The incident seemed surreal, like an episode from the Twilight Zone, but it rekindled the anger Monetti felt when she first learned of Rick's death. "I could not believe I was a middle-class housewife from Cherry Hill whose life was changed because of terrorist attack," Monetti said.
Susan Maslowski, 29, just a year younger than Diane, finds that she can hardly turn on the television or pick up a magazine without seeing something related to her sister's death. They both attended Skidmore College and shared an apartment in New York after graduation. They spoke by telephone nearly every day after Diane moved to London to work for Drexel Burnham.
Susan, who managed a small chain of stores in New York and Philadelphia, still wears her sister's clothes, as she always did, but now she has an added motivation: "I can still smell Diane."

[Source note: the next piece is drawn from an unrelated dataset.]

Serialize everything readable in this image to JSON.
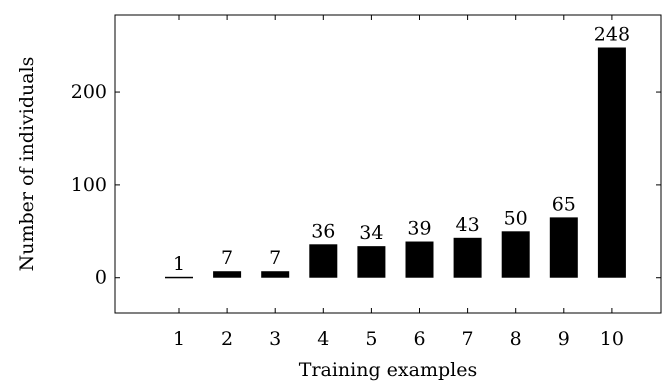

A few weeks ago, Susan was sitting in a bar with friends when someone they knew casually started telling jokes.
"Did you hear what the kids in Lockerbie got for Christmas?"
Stunned by the unexpected reminder, Susan fled. "I got in the car and I lost it," she said. She cried until her eyes hurt.
Susan believed that her sister's death was worthy of higher public discourse. She saw the Flight 103 bombing as a national issue, like the Challenger disaster or the bombing of the Marine barracks in Beirut. Yet, her family had never received a letter of condolence from the President. Nor had any of the other families.
While such letters may seem a formality, Dershimer said they acknowledge that grief is legitimate, especially when the victim died in sudden and senseless violence. "The survivors are left badly shaken because a lot of their values have been shaken," he explained. "They need some kind of support to verify that, indeed, the death is recognized as a disaster."
The official silence "baffled me," said Susan. "Why wouldn't they just do it? It's not just a matter of courtesy. You wonder, 'Did someone make such a bad mistake,' or 'Do they know more than they're telling us?' It's the one thing that irritates me more than anything else."
At meetings of the victims' group, family members also complained that the State Department offered little help with retrieving the remains or personal effects of the relatives, which were held by the Scottish police. No one called to update them on the search efforts 3,000 miles away. The Monettis, in order to claim their son's body, even had to dust their son's upstairs bedroom for fingerprints themselves.
Like her parents, Susan had become an activist, attending meetings of the victims' organization. About a month ago, she decided to give up the swank, rent-controlled, New York duplex she had shared with Diane and move back to Haddonfield and operate her business from New Jersey.
"Sometimes, I feel like I want to get so involved," Susan said. "Then I go to one of these meetings and I feel so drained. It's too emotional. Do I want to go on with my life, make it as normal as possible, or do I want to get involved with the whole thing?"